Cezary Andrzej Kulesza (born 22 June 1962) is a Polish football executive and former player, currently serving as the president of the Polish Football Association (PZPN). He played in the Ekstraklasa and was the chairman of Jagiellonia Białystok from 2010 to 2021.

== Football career ==
Kulesza played as an attacking midfielder and forward. He began his football journey with Gwardia Białystok, joining the senior team at the beginning of the 1981–82 season. In 1982, he transferred to Olimpia Zambrów, where he made 13 appearances in the third division during the 1982–83 season. In 1988, he moved from Mławianka Mława to Jagiellonia Białystok, where he played 14 matches in the top division and participated in the losing final of the 1988–89 Polish Cup.

In 1991, he played for RFC Aubel in the Belgian third division. He later returned to Poland, playing several matches with Jagiellonia's reserve team. He also played for MZKS Wasilków and Supraślanka Supraśl, where he ended his football career.

== Business career ==
After retiring from football, Kulesza pursued a career in business. In 1994, he founded the record label Green Star, which represents some of the biggest stars of Polish dance music (dance, disco polo). Kulesza is also involved in the real estate and hospitality industries.

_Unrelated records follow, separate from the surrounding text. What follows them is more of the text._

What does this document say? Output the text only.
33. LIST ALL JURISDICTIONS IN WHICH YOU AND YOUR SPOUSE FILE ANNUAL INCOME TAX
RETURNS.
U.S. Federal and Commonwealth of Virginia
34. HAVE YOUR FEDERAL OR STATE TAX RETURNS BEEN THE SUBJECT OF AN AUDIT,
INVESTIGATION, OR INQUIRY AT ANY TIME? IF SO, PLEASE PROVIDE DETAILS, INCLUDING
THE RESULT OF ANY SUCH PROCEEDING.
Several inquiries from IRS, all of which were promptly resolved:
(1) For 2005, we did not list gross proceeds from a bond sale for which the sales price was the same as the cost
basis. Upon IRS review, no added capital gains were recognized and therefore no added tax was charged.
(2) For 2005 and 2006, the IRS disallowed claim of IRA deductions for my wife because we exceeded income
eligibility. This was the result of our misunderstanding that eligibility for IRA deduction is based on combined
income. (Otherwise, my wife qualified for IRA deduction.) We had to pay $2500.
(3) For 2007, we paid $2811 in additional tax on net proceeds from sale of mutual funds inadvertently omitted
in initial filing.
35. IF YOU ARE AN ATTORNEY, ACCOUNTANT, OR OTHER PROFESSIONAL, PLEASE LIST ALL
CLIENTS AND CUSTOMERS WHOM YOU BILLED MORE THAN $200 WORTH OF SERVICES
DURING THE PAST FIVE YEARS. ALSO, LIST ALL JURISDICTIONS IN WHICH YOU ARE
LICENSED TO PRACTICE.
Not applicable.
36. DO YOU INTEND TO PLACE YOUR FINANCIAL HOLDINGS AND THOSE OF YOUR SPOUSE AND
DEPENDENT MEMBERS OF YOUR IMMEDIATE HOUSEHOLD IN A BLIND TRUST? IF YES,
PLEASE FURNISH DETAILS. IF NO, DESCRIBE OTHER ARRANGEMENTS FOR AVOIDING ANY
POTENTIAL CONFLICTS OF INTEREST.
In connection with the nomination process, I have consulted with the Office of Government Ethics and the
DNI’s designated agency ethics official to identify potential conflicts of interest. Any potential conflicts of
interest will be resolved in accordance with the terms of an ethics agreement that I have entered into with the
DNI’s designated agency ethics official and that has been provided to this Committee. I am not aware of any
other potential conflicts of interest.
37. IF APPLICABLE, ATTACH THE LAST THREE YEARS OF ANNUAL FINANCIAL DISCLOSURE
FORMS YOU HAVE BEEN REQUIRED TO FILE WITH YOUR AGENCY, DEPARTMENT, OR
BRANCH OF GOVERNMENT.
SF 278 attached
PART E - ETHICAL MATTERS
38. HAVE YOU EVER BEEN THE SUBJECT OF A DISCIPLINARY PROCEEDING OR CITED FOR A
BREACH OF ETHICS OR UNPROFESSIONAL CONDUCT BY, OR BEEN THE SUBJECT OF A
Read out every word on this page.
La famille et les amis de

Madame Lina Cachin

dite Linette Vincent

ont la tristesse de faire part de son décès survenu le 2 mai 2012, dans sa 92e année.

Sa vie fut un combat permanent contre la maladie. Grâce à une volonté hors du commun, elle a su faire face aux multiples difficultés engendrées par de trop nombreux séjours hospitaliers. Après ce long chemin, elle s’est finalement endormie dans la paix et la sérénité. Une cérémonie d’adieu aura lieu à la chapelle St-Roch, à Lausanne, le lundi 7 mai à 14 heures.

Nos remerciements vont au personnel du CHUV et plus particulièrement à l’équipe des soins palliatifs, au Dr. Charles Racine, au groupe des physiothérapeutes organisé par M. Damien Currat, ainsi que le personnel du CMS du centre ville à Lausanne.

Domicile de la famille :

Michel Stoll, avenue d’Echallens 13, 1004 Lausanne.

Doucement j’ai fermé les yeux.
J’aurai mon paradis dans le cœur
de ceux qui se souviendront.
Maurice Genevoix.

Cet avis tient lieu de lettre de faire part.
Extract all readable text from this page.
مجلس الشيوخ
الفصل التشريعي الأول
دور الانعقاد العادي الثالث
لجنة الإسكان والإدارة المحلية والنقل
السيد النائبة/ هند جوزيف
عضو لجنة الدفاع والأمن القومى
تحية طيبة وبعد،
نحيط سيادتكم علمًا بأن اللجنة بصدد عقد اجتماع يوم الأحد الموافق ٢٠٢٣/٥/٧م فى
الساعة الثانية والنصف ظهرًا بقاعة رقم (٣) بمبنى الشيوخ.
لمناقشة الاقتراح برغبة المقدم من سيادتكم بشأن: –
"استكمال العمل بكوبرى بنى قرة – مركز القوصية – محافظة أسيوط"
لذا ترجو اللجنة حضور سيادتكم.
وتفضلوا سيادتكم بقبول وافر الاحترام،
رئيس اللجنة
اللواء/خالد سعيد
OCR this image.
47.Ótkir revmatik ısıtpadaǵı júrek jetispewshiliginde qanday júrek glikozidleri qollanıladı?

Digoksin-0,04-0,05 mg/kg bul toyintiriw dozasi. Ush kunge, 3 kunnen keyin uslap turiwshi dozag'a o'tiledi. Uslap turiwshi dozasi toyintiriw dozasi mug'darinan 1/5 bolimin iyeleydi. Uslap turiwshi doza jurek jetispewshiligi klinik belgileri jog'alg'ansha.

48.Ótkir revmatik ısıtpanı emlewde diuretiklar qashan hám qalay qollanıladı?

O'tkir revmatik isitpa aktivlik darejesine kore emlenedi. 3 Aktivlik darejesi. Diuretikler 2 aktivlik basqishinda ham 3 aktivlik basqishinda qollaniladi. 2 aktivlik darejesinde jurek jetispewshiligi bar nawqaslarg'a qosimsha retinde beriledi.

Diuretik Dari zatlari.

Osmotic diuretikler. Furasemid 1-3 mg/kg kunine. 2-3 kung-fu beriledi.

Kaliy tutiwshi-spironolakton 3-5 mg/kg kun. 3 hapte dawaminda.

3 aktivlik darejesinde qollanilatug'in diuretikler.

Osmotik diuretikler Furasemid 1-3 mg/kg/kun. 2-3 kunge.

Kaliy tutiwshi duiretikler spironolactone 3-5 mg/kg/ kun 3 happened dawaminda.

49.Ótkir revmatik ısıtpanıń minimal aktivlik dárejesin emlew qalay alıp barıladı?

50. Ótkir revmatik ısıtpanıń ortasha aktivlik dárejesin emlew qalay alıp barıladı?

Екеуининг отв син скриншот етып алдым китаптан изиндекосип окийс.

== Sports executive career ==
=== Jagiellonia Białystok ===
Since 2008, Kulesza has served as a sports advisor and proxy at Jagiellonia Białystok, later becoming a board member. On 20 January 2010, he was appointed president of the board, replacing the outgoing Ireneusz Trąbiński. During his tenure, Jagiellonia enjoyed significant success, including two runner-up finishes in the Polish league, a bronze medal, the Polish Cup, a Polish Cup final appearance, the Polish Super Cup, and five UEFA competition participations. The club also promoted many Polish national team players during this period, including Jacek Góralski, Bartosz Kwiecień, Taras Romanczuk, Karol Świderski, and Przemysław Frankowski.

=== Polish Football Association ===
On 18 August 2021, Kulesza became the 35th president of the Polish Football Association, defeating Marek Koźmiński in the second round of voting. He was supported by, among others, delegates from the lower leagues.